Jalisco state Prosecutor Tomas Coronado said the count is preliminary, because 15 severed human heads were found, meaning that at least that many people, but possibly more, had been cut up and put in the vans.
"The bodies are dismembered," Coronado said in an interview transcript provided by his office. He said authorities received a phone call alerting them to the presence of the vehicles on a dirt access road just a few miles from Lake Chapala, which is popular with tourists and American retirees.
The two vehicles were found by the side of a highway early Wednesday; the vehicles were towed to government offices to unload the bodies.
The area has been the scene of bloody turf battles between the Jalisco New Generation gang, allied with the Sinaloa cartel, and the Zetas drug cartel.
Mexican drug cartels frequently dismember the bodies of their victims or leave them stuffed into vehicles. The gangs also frequently leave hand-written messages alongside their victims' bodies, and Coronado said that such messages were found in the vans.
"They are clearly messages between rival groups that are in conflict," Coronado said.
Coronado also said the killings may have been linked to the abduction of 12 people who later escaped in the same area on Tuesday. A woman who was allegedly watching the captives was detained. She told investigators that the kidnappings were "a repercussion of what happened in Tamaulipas."

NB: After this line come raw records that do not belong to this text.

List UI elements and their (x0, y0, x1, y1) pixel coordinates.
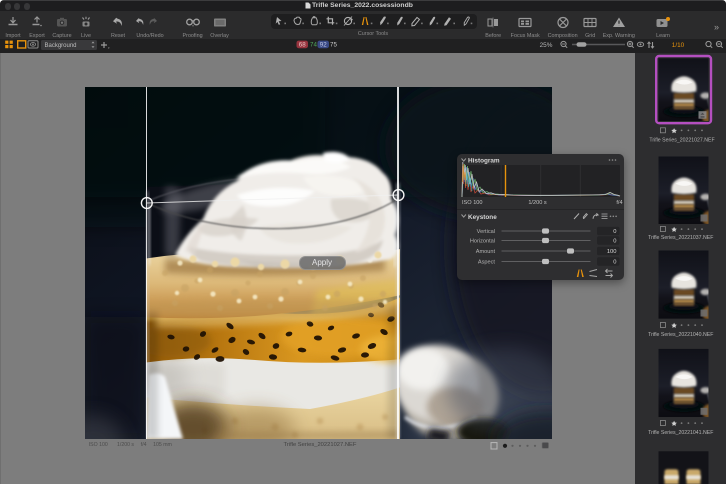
svg-text:Trifle Series_20221040.NEF: Trifle Series_20221040.NEF (648, 332, 713, 338)
svg-text:92: 92 (320, 41, 327, 48)
svg-text:Trifle Series_20221027.NEF: Trifle Series_20221027.NEF (649, 137, 714, 143)
svg-text:0: 0 (613, 238, 616, 244)
svg-text:Histogram: Histogram (468, 157, 500, 164)
svg-text:Aspect: Aspect (477, 259, 495, 265)
svg-text:75: 75 (330, 41, 337, 48)
svg-text:68: 68 (299, 41, 306, 48)
svg-text:f/4: f/4 (616, 200, 622, 206)
svg-text:Vertical: Vertical (476, 229, 494, 235)
svg-text:Background: Background (45, 43, 77, 49)
svg-text:0: 0 (613, 259, 616, 265)
svg-text:100: 100 (606, 249, 616, 255)
svg-text:Trifle Series_20221041.NEF: Trifle Series_20221041.NEF (648, 430, 713, 436)
svg-text:Keystone: Keystone (468, 213, 497, 220)
svg-text:ISO 100: ISO 100 (462, 200, 483, 206)
svg-text:1/200 s: 1/200 s (528, 200, 547, 206)
svg-text:Trifle Series_20221037.NEF: Trifle Series_20221037.NEF (648, 235, 713, 241)
svg-text:74: 74 (310, 41, 317, 48)
svg-text:Amount: Amount (475, 249, 495, 255)
svg-text:Horizontal: Horizontal (469, 238, 494, 244)
svg-text:0: 0 (613, 229, 616, 235)
svg-text:25%: 25% (540, 41, 553, 48)
svg-text:1/10: 1/10 (672, 41, 685, 48)
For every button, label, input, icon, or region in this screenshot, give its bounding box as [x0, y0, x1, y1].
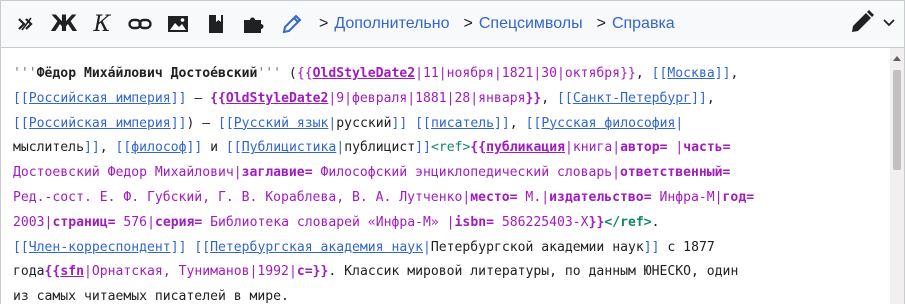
code-line: из самых читаемых писателей в мире. — [13, 289, 289, 304]
image-icon[interactable] — [161, 7, 195, 41]
italic-button[interactable]: К — [85, 7, 119, 41]
code-line: [[Российская империя]]) — [[Русский язык… — [13, 115, 684, 131]
code-line: [[Член-корреспондент]] [[Петербургская а… — [13, 239, 715, 255]
edit-mode-switch[interactable] — [848, 8, 896, 36]
chevron-right-icon: > — [596, 15, 606, 32]
pencil-icon[interactable] — [275, 7, 309, 41]
code-line: [[Российская империя]] — {{OldStyleDate2… — [13, 90, 715, 106]
scrollbar-thumb[interactable] — [893, 70, 901, 170]
tab-help-label: Справка — [611, 15, 675, 32]
tab-special-characters-label: Спецсимволы — [478, 15, 583, 32]
reference-icon[interactable] — [199, 7, 233, 41]
tab-advanced[interactable]: > Дополнительно — [319, 7, 450, 41]
quote-icon[interactable] — [9, 7, 43, 41]
bold-button[interactable]: Ж — [47, 7, 81, 41]
code-line: мыслитель]], [[философ]] и [[Публицистик… — [13, 140, 731, 156]
link-icon[interactable] — [123, 7, 157, 41]
editor-toolbar: Ж К > Дополнительно > Спецсимволы > Спра… — [0, 0, 905, 48]
tab-advanced-label: Дополнительно — [334, 15, 450, 32]
chevron-right-icon: > — [463, 15, 473, 32]
chevron-down-icon — [883, 19, 895, 27]
code-line: '''Фёдор Миха́йлович Достое́вский''' ({{… — [13, 66, 739, 81]
chevron-right-icon: > — [319, 15, 329, 32]
wikitext-content[interactable]: '''Фёдор Миха́йлович Достое́вский''' ({{… — [13, 62, 883, 304]
code-line: Ред.-сост. Е. Ф. Губский, Г. В. Кораблев… — [13, 189, 755, 205]
wikitext-editor[interactable]: '''Фёдор Миха́йлович Достое́вский''' ({{… — [0, 48, 905, 304]
code-line: года{{sfn|Орнатская, Туниманов|1992|c=}}… — [13, 264, 739, 280]
scroll-up-arrow-icon[interactable] — [893, 56, 901, 61]
tab-help[interactable]: > Справка — [597, 7, 675, 41]
edit-pencil-icon — [852, 10, 874, 32]
code-line: Достоевский Федор Михайлович|заглавие= Ф… — [13, 165, 731, 181]
editor-scrollbar[interactable] — [890, 48, 904, 304]
tab-special-characters[interactable]: > Спецсимволы — [464, 7, 583, 41]
puzzle-icon[interactable] — [237, 7, 271, 41]
code-line: 2003|страниц= 576|серия= Библиотека слов… — [13, 214, 660, 230]
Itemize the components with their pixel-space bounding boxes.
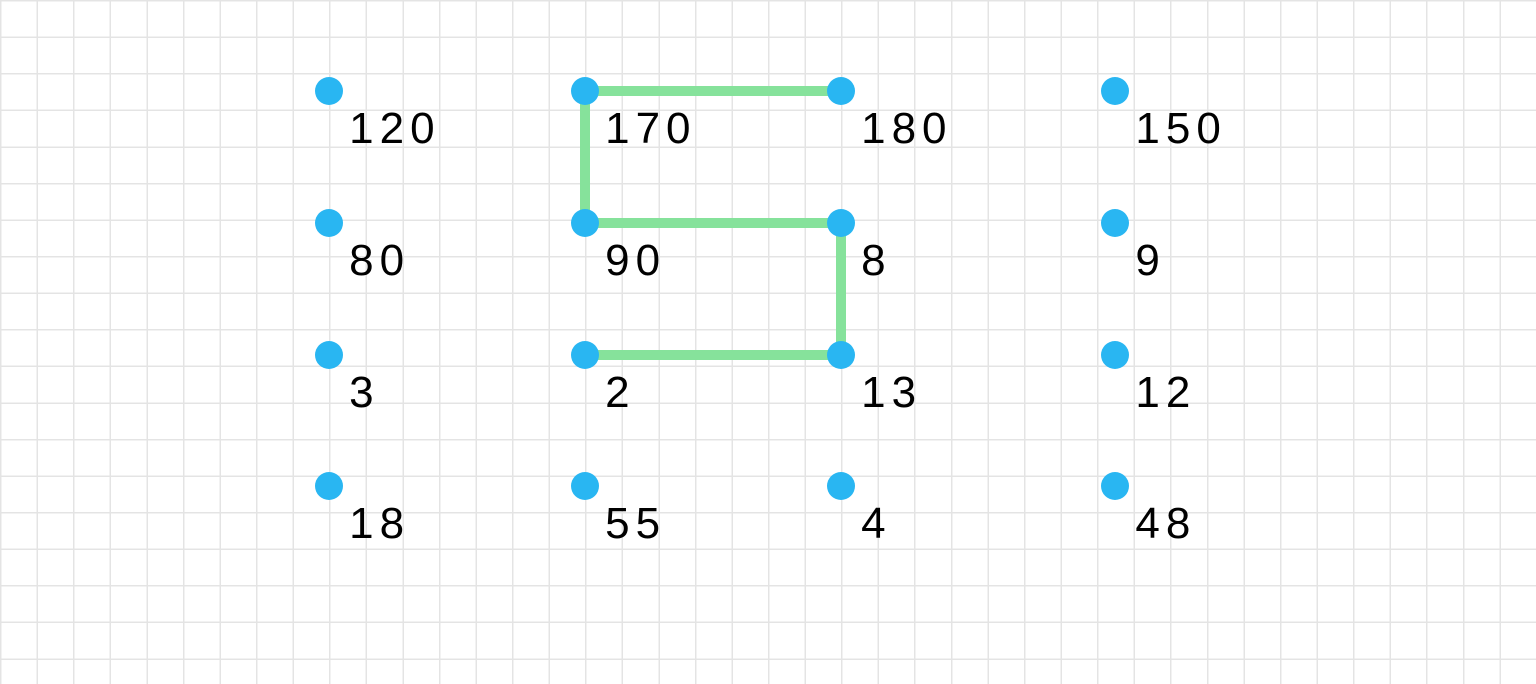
node-label: 48 <box>1135 502 1196 546</box>
node-label: 12 <box>1135 371 1196 415</box>
node-label: 9 <box>1135 239 1165 283</box>
node-dot[interactable] <box>827 341 855 369</box>
node-label: 13 <box>861 371 922 415</box>
node-label: 55 <box>605 502 666 546</box>
game-board: 120 170 180 150 80 90 8 9 3 2 13 12 18 55 4 48 <box>0 0 1536 684</box>
node-label: 8 <box>861 239 891 283</box>
path-segment <box>836 218 846 360</box>
path-segment <box>580 86 590 228</box>
node-dot[interactable] <box>571 341 599 369</box>
path-segment <box>580 86 846 96</box>
node-label: 3 <box>349 371 379 415</box>
node-label: 150 <box>1135 107 1226 151</box>
node-label: 180 <box>861 107 952 151</box>
path-segment <box>580 350 846 360</box>
node-dot[interactable] <box>571 209 599 237</box>
node-label: 170 <box>605 107 696 151</box>
node-dot[interactable] <box>1101 341 1129 369</box>
node-label: 4 <box>861 502 891 546</box>
node-dot[interactable] <box>315 341 343 369</box>
node-label: 90 <box>605 239 666 283</box>
node-label: 80 <box>349 239 410 283</box>
node-label: 18 <box>349 502 410 546</box>
node-label: 2 <box>605 371 635 415</box>
grid-background <box>0 0 1536 684</box>
path-segment <box>580 218 846 228</box>
node-label: 120 <box>349 107 440 151</box>
node-dot[interactable] <box>827 209 855 237</box>
node-dot[interactable] <box>315 209 343 237</box>
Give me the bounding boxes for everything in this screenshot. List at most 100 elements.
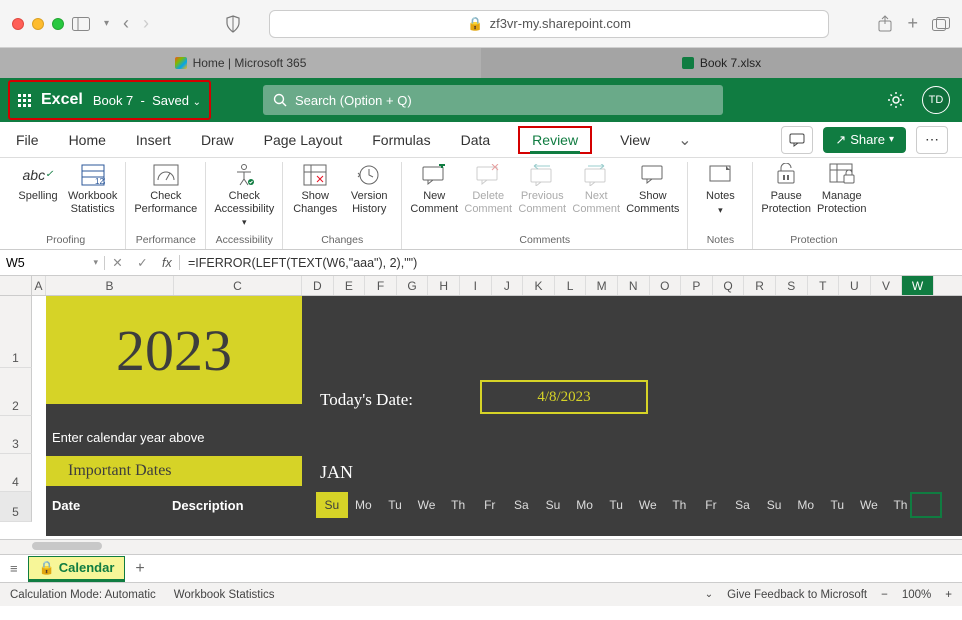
tab-insert[interactable]: Insert	[134, 126, 173, 154]
dow-cell[interactable]: Sa	[727, 492, 759, 518]
col-header[interactable]: S	[776, 276, 808, 295]
tab-data[interactable]: Data	[459, 126, 493, 154]
select-all-corner[interactable]	[0, 276, 32, 295]
app-launcher-icon[interactable]	[18, 94, 31, 107]
col-header[interactable]: C	[174, 276, 302, 295]
show-changes-button[interactable]: Show Changes	[291, 162, 339, 215]
col-header[interactable]: T	[808, 276, 840, 295]
spelling-button[interactable]: abc✓Spelling	[14, 162, 62, 203]
zoom-in-button[interactable]: +	[945, 589, 952, 601]
search-input[interactable]: Search (Option + Q)	[263, 85, 723, 115]
share-icon[interactable]	[877, 15, 893, 33]
check-performance-button[interactable]: Check Performance	[134, 162, 197, 215]
forward-icon[interactable]: ›	[143, 13, 149, 34]
col-header[interactable]: A	[32, 276, 46, 295]
tabs-overview-icon[interactable]	[932, 17, 950, 31]
new-comment-button[interactable]: New Comment	[410, 162, 458, 215]
user-avatar[interactable]: TD	[922, 86, 950, 114]
col-header[interactable]: I	[460, 276, 492, 295]
tab-home[interactable]: Home	[67, 126, 108, 154]
pause-protection-button[interactable]: Pause Protection	[761, 162, 811, 215]
dow-cell[interactable]: Th	[885, 492, 917, 518]
col-header[interactable]: L	[555, 276, 587, 295]
col-header[interactable]: N	[618, 276, 650, 295]
sidebar-toggle-icon[interactable]	[72, 17, 90, 31]
dow-cell[interactable]: Su	[537, 492, 569, 518]
workbook-stats-label[interactable]: Workbook Statistics	[174, 589, 275, 601]
workbook-statistics-button[interactable]: 123Workbook Statistics	[68, 162, 117, 215]
horizontal-scrollbar[interactable]	[0, 540, 962, 554]
dow-cell[interactable]: Tu	[600, 492, 632, 518]
tab-draw[interactable]: Draw	[199, 126, 236, 154]
browser-tab-book7[interactable]: Book 7.xlsx	[481, 48, 962, 78]
col-header[interactable]: D	[302, 276, 334, 295]
add-sheet-button[interactable]: +	[135, 560, 144, 578]
comments-pane-button[interactable]	[781, 126, 813, 154]
col-header[interactable]: E	[334, 276, 366, 295]
dow-cell[interactable]: Mo	[348, 492, 380, 518]
name-box[interactable]: W5▾	[0, 256, 105, 270]
spreadsheet-grid[interactable]: A B C D E F G H I J K L M N O P Q R S T …	[0, 276, 962, 540]
back-icon[interactable]: ‹	[123, 13, 129, 34]
new-tab-icon[interactable]: +	[907, 13, 918, 34]
dow-cell[interactable]: Mo	[790, 492, 822, 518]
dow-cell[interactable]: We	[853, 492, 885, 518]
col-header[interactable]: U	[839, 276, 871, 295]
dow-cell[interactable]: We	[632, 492, 664, 518]
dow-cell[interactable]: Tu	[822, 492, 854, 518]
dow-cell[interactable]: Th	[664, 492, 696, 518]
col-header[interactable]: F	[365, 276, 397, 295]
chevron-down-icon[interactable]: ▾	[104, 18, 109, 29]
col-header[interactable]: V	[871, 276, 903, 295]
col-header[interactable]: O	[650, 276, 682, 295]
col-header[interactable]: J	[492, 276, 524, 295]
fx-icon[interactable]: fx	[162, 256, 172, 270]
maximize-window-icon[interactable]	[52, 18, 64, 30]
col-header[interactable]: K	[523, 276, 555, 295]
chevron-down-icon[interactable]: ⌄	[705, 589, 713, 600]
tab-view[interactable]: View	[618, 126, 652, 154]
dow-cell[interactable]: Su	[316, 492, 348, 518]
dow-cell[interactable]: We	[411, 492, 443, 518]
row-header[interactable]: 3	[0, 416, 32, 454]
dow-cell[interactable]: Sa	[506, 492, 538, 518]
scrollbar-thumb[interactable]	[32, 542, 102, 550]
sheet-tab-calendar[interactable]: 🔒Calendar	[28, 556, 126, 582]
close-window-icon[interactable]	[12, 18, 24, 30]
col-header[interactable]: R	[744, 276, 776, 295]
col-header[interactable]: B	[46, 276, 174, 295]
row-header[interactable]: 4	[0, 454, 32, 492]
zoom-level[interactable]: 100%	[902, 589, 931, 601]
col-header[interactable]: H	[428, 276, 460, 295]
tab-page-layout[interactable]: Page Layout	[262, 126, 345, 154]
minimize-window-icon[interactable]	[32, 18, 44, 30]
dow-cell[interactable]: Th	[442, 492, 474, 518]
col-header[interactable]: M	[586, 276, 618, 295]
browser-tab-home[interactable]: Home | Microsoft 365	[0, 48, 481, 78]
address-bar[interactable]: 🔒 zf3vr-my.sharepoint.com	[269, 10, 829, 38]
col-header[interactable]: P	[681, 276, 713, 295]
row-header[interactable]: 1	[0, 296, 32, 368]
manage-protection-button[interactable]: Manage Protection	[817, 162, 867, 215]
settings-icon[interactable]	[886, 90, 906, 110]
dow-cell[interactable]: Mo	[569, 492, 601, 518]
row-header[interactable]: 2	[0, 368, 32, 416]
dow-cell[interactable]: Su	[758, 492, 790, 518]
dow-cell[interactable]: Fr	[695, 492, 727, 518]
notes-button[interactable]: Notes▾	[696, 162, 744, 215]
dow-cell[interactable]: Tu	[379, 492, 411, 518]
formula-input[interactable]: =IFERROR(LEFT(TEXT(W6,"aaa"), 2),"")	[180, 256, 962, 270]
enter-formula-icon[interactable]: ✓	[137, 255, 147, 270]
row-header[interactable]: 5	[0, 492, 32, 522]
calc-mode-label[interactable]: Calculation Mode: Automatic	[10, 589, 156, 601]
tab-review[interactable]: Review	[518, 126, 592, 154]
tab-formulas[interactable]: Formulas	[370, 126, 432, 154]
more-options-button[interactable]: ⋯	[916, 126, 948, 154]
file-name-button[interactable]: Book 7 - Saved ⌄	[93, 93, 201, 108]
col-header[interactable]: G	[397, 276, 429, 295]
tab-file[interactable]: File	[14, 126, 41, 154]
show-comments-button[interactable]: Show Comments	[626, 162, 679, 215]
version-history-button[interactable]: Version History	[345, 162, 393, 215]
all-sheets-icon[interactable]: ≡	[10, 561, 18, 576]
col-header-selected[interactable]: W	[902, 276, 934, 295]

That was an apparent reference to the slayings of 23 people whose bodies were found Friday in the border city of Nuevo Laredo, in northern Tamaulipas state. The bodies were found hanging from a bridge or decapitated and dumped near city hall Friday in Nuevo Laredo, where drug cartels are fighting an escalating turf war.
Messages were found in Nuevo Laredo threatening the Gulf cartel, which has joined Sinaloa to battle the Zetas, a gang of former Mexican special-forces soldiers. The killings thus could be part of a wide-ranging, tit-for-tat battle between Sinaloa and the Zetas, in which both sides have been known to massacre dozens of people accused of supporting the rival gang.